Le gouvernement et le Sénat gabonais estiment que les députés de l’Union européennes doivent arrêter de s’ériger en donneurs de leçons, et rejettent les résolutions prises à Strasbourg.
« Le Gouvernement de la République joint sa voix à celle du Sénat gabonais pour dénoncer cet acharnement que rien ne justifie ». Dixit Alain-Claude Bilie-By-Nze, ministre de la Communication et porte-parole du gouvernement gabonais, face à la presse vendredi 22 septembre 2017. Il réagissait ainsi à une résolution prise le 14 septembre à Strasbourg par le Parlement européen qui « demande aux autorités gabonaises (…) de mettre un terme à tous les actes de harcèlement, d’intimidation et de persécution contre les opposants, et de prendre des mesures concrètes pour garantir la liberté d’expression ».
« Le Parlement européen dit ce qu’il veut, il n’y a pas d’opposants harcelés au Gabon. Mais au Gabon, comme en France, comme en Grande-Bretagne, si quelqu’un viole la loi, il répond de la justice. Je suis désolé, encore une fois, il n’y a pas de souveraineté au-dessus des autres. Le Parlement européen n’a pas été élu par les Gabonais, il a été élu par les Européens et très franchement, qu'on laisse les Gabonais gérer leur démocratie en toute sérénité », a assené Alain-Claude Bilie-By-Nze.

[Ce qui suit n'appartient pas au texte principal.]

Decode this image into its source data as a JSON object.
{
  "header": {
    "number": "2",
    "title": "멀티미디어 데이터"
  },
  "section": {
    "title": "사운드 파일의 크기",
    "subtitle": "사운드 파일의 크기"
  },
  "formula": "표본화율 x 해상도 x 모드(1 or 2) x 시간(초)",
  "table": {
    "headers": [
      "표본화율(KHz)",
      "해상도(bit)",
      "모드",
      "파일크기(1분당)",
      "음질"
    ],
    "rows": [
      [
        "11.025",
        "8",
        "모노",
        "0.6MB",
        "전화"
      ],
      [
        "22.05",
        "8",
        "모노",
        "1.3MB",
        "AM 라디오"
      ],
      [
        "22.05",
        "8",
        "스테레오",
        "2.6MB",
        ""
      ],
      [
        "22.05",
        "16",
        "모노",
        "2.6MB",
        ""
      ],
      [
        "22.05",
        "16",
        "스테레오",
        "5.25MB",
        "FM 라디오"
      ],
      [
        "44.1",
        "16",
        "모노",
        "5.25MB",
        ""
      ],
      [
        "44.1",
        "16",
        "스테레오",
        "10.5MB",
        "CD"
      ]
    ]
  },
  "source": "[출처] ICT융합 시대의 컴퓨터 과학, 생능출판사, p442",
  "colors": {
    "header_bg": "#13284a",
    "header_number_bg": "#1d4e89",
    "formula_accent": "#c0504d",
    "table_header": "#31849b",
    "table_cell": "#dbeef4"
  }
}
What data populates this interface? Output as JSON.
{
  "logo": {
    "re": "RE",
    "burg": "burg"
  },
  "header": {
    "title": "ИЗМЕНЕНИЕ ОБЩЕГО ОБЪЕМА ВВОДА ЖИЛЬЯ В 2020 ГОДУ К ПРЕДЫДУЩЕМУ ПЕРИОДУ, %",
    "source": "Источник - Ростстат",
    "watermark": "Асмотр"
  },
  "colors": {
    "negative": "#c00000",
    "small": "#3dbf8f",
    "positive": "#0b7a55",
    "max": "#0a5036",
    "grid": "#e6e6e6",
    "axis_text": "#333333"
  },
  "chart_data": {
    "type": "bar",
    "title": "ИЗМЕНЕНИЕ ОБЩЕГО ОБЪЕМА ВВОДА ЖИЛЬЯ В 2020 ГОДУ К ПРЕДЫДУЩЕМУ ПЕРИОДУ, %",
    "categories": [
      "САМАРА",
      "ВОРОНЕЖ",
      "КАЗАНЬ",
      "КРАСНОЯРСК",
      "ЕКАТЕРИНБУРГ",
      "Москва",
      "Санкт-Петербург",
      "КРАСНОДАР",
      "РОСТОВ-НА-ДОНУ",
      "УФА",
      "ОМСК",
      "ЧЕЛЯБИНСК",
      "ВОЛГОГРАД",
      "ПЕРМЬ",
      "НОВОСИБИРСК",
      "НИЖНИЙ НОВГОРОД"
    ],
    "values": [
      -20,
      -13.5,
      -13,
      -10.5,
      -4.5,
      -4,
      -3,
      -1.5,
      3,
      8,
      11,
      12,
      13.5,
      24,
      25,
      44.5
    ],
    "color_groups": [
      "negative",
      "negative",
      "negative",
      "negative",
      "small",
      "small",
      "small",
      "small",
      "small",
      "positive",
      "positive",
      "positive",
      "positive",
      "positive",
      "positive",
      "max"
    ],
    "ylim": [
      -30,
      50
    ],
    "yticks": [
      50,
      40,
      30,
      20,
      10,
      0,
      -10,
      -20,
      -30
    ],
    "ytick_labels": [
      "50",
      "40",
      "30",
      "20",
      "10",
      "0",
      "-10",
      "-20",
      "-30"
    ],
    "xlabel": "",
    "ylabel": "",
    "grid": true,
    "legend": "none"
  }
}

Réaction jugée « très vive » par certains observateurs de la scène politique gabonaise, mais « qui se justifie », d’après d’autres. Depuis la fin de l’élection présidentielle d’août 2016, les parlementaires européens n’ont eu de cesse de dénoncer un processus électoral entaché « d’anomalies » décrites en décembre 2016 par la mission d’observation électorale de l’Union européenne dans son rapport. Les parlementaires européens demandent à la Commission et aux Etats membres « d’envisager des sanctions ciblées à l’encontre des responsables de la fraude électorale et des actes de violence qui en ont découlé ».
Au Gabon, « le gouvernement s’étonne de constater que ces Eurodéputés ne prennent en compte ni les évolutions politiques intervenues depuis la dernière élection présidentielle – avec notamment la tenue d’un Dialogue politique ouvert à la société civile et à la quasi-totalité des forces politiques légalement reconnues – ni les principales résolutions de ce Dialogue ayant appelé à des réformes législatives, politiques et institutionnelles, encore moins de l’apaisement général qui prévaut dans notre pays et qui est à porter au crédit du président de la République », a déclaré son porte-parole.
Au sein de l’opposition, on se gargarise évidemment de la sortie des députés européens. Dans l’après-midi du 22 septembre, le président de l’Union nationale a estimé au cours d’une réunion que l’Union européenne est dans son droit de prendre ces positions au regard des dispositions contenues dans l’Accord de Cotonou. Selon Zacharie Myboto, « l’Union nationale se reconnait globalement dans la résolution qui est la deuxième d’ailleurs de l’Union européenne sur le Gabon. Il n’y a pas du tout d’ingérences de la part de l’Union européenne dans ce qui se passe aujourd’hui au Gabon et nous encourageons l’Union européenne à persévérer dans cette voie ».
Alain-Claude Bilie-By-Nze condamne pour sa part l’attitude des eurodéputés qui « induit de manière insidieuse qu’il pourrait exister, sur une autre planète, des souverainetés au-dessus des autres ». Il assure que le Gabon va implémenter les réformes décidées lors du dialogue politique d’avril et mai derniers, en fonction de « notre capacité d’adapter nos systèmes juridiques, institutionnels aux évolutions que notre pays est à même d’absorber ». Et de conclure : « nous le ferons avec le soutien de tous les partenaires du Gabon, de ceux qui sont réellement soucieux de notre développement, dans la paix et la concorde ».